What that means is that the wrestlers must be well-trained athletes capable of taking punches and falls that sometimes go awry.

“Basically, you've got to be ready for everything, from a guy not pulling a punch to him not being where you think he's going to be,” Shamus said.

The wrestlers, like any other showmen, must also be aware of the crowd and be ready to play to its whims.

“It's not great acting, for sure, but there is a lot of acting,” he said. “It's a mix of the real and the fake, and that sort of makes the fake real, too.”

Shamus has led a relatively charmed life on his road to the Big Time, but he was nearly derailed earlier this year in a training accident.

“It was just a fall where the other guy didn't do what he was supposed to,” he said. “It left me with a pretty serious concussion and a brain hemorrhage, though.”

That meant a full six weeks off at a time when the WWE was handing out development deals, the next-to-last step in making it.

“I had some short-term memory problems, but it all cleared up soon, and the doctors have given me permission to go back to wrestling,” he said.

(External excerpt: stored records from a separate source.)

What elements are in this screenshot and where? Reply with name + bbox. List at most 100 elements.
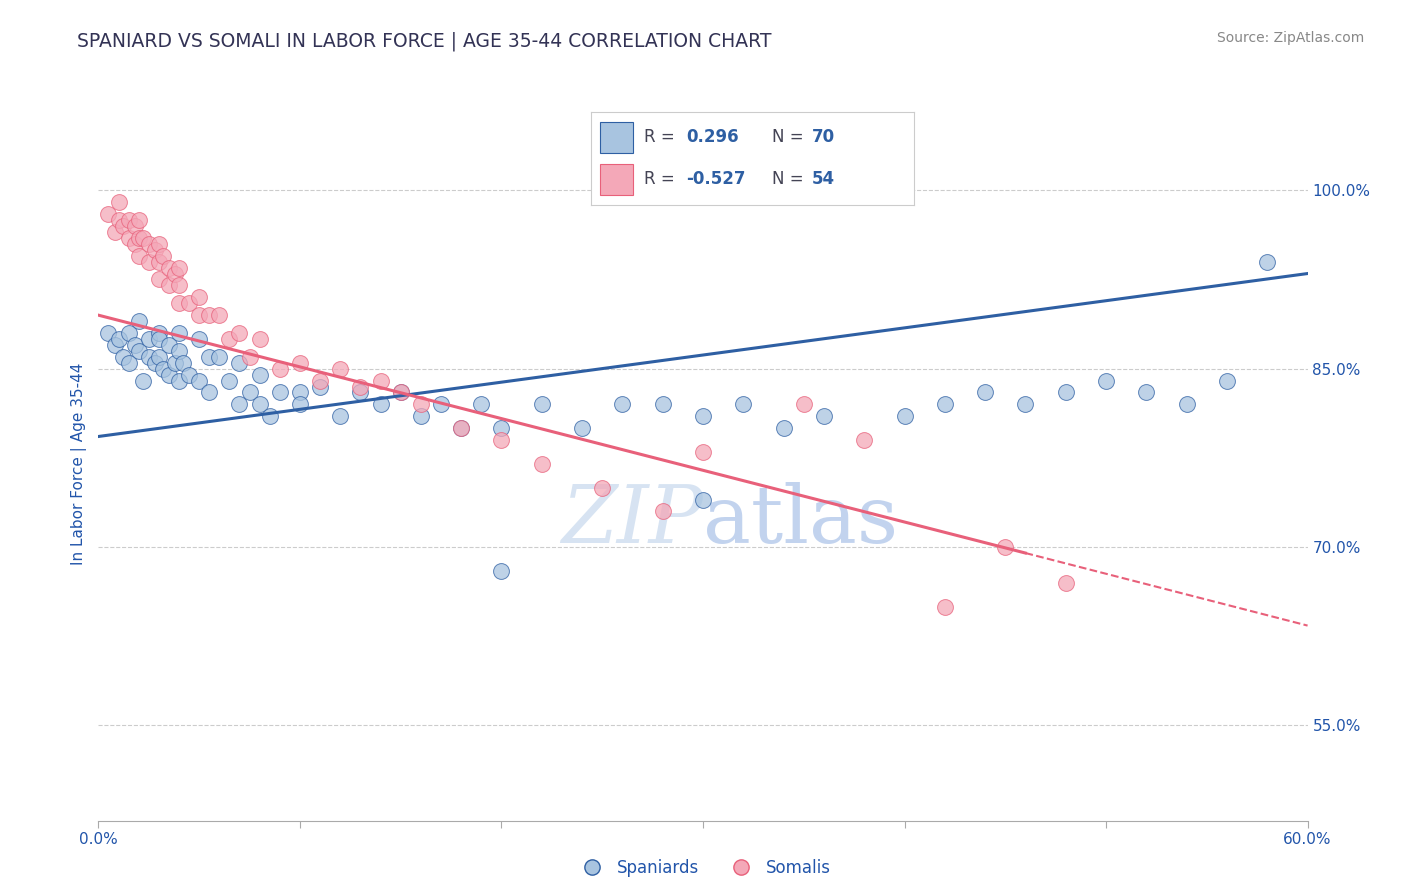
- Point: [1054, 575, 1077, 590]
- Point: [167, 260, 190, 275]
- Point: [97, 207, 120, 221]
- Text: R =: R =: [644, 170, 681, 188]
- Point: [430, 397, 453, 411]
- Point: [128, 343, 150, 358]
- Point: [793, 397, 815, 411]
- Point: [167, 343, 190, 358]
- Point: [107, 332, 129, 346]
- Point: [269, 361, 291, 376]
- Point: [138, 254, 160, 268]
- Bar: [600, 122, 633, 153]
- Point: [1095, 374, 1118, 388]
- Point: [111, 350, 134, 364]
- Point: [1175, 397, 1198, 411]
- Point: [370, 374, 392, 388]
- Point: [349, 385, 371, 400]
- Point: [450, 421, 472, 435]
- Point: [148, 272, 170, 286]
- Point: [309, 379, 332, 393]
- Point: [530, 397, 553, 411]
- Point: [188, 374, 211, 388]
- Point: [138, 332, 160, 346]
- Point: [103, 338, 125, 352]
- Point: [772, 421, 794, 435]
- Point: [198, 350, 221, 364]
- Point: [218, 374, 240, 388]
- Point: [179, 296, 201, 310]
- Point: [1135, 385, 1157, 400]
- Point: [167, 296, 190, 310]
- Text: atlas: atlas: [703, 482, 898, 560]
- Point: [111, 219, 134, 233]
- Bar: [600, 164, 633, 194]
- Point: [893, 409, 915, 424]
- Point: [249, 368, 271, 382]
- Point: [370, 397, 392, 411]
- Point: [651, 504, 673, 518]
- Point: [1256, 254, 1278, 268]
- Text: 54: 54: [813, 170, 835, 188]
- Point: [124, 236, 146, 251]
- Point: [118, 213, 141, 227]
- Point: [651, 397, 673, 411]
- Point: [218, 332, 240, 346]
- Point: [249, 397, 271, 411]
- Text: 70: 70: [813, 128, 835, 146]
- Y-axis label: In Labor Force | Age 35-44: In Labor Force | Age 35-44: [72, 363, 87, 565]
- Text: Source: ZipAtlas.com: Source: ZipAtlas.com: [1216, 31, 1364, 45]
- Point: [128, 231, 150, 245]
- Point: [329, 361, 352, 376]
- Point: [118, 356, 141, 370]
- Point: [571, 421, 593, 435]
- Point: [259, 409, 281, 424]
- Point: [329, 409, 352, 424]
- Point: [198, 308, 221, 322]
- Point: [249, 332, 271, 346]
- Point: [167, 326, 190, 340]
- Point: [288, 385, 311, 400]
- Point: [470, 397, 492, 411]
- Text: R =: R =: [644, 128, 681, 146]
- Text: N =: N =: [772, 170, 808, 188]
- Point: [389, 385, 412, 400]
- Point: [974, 385, 997, 400]
- Point: [148, 332, 170, 346]
- Point: [612, 397, 634, 411]
- Point: [152, 361, 174, 376]
- Point: [228, 326, 250, 340]
- Text: N =: N =: [772, 128, 808, 146]
- Point: [1014, 397, 1036, 411]
- Text: 0.296: 0.296: [686, 128, 738, 146]
- Point: [228, 356, 250, 370]
- Point: [269, 385, 291, 400]
- Point: [733, 397, 755, 411]
- Point: [208, 350, 231, 364]
- Point: [148, 254, 170, 268]
- Point: [228, 397, 250, 411]
- Point: [239, 385, 262, 400]
- Point: [692, 445, 714, 459]
- Point: [157, 260, 180, 275]
- Point: [143, 243, 166, 257]
- Point: [491, 433, 513, 447]
- Point: [934, 397, 956, 411]
- Point: [143, 356, 166, 370]
- Point: [208, 308, 231, 322]
- Point: [157, 368, 180, 382]
- Point: [97, 326, 120, 340]
- Point: [389, 385, 412, 400]
- Point: [163, 356, 186, 370]
- Point: [107, 195, 129, 210]
- Point: [692, 492, 714, 507]
- Point: [188, 332, 211, 346]
- Point: [157, 278, 180, 293]
- Point: [138, 350, 160, 364]
- Point: [1054, 385, 1077, 400]
- Point: [128, 213, 150, 227]
- Point: [853, 433, 876, 447]
- Point: [138, 236, 160, 251]
- Point: [124, 338, 146, 352]
- Point: [163, 267, 186, 281]
- Point: [813, 409, 835, 424]
- Point: [288, 356, 311, 370]
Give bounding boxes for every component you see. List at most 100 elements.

That means that after UM's spring semester, Shamus McCarthy will once again become Shamus the Famous, wrestling at Deep South and looking for the big break. He's buff, talented and dedicated. Now he just needs that last bit of luck.

“The dream is WrestleMania,” he said. “If I get a contract from the WWE, everything else goes on hold, at least until I find out if I can make this dream happen.”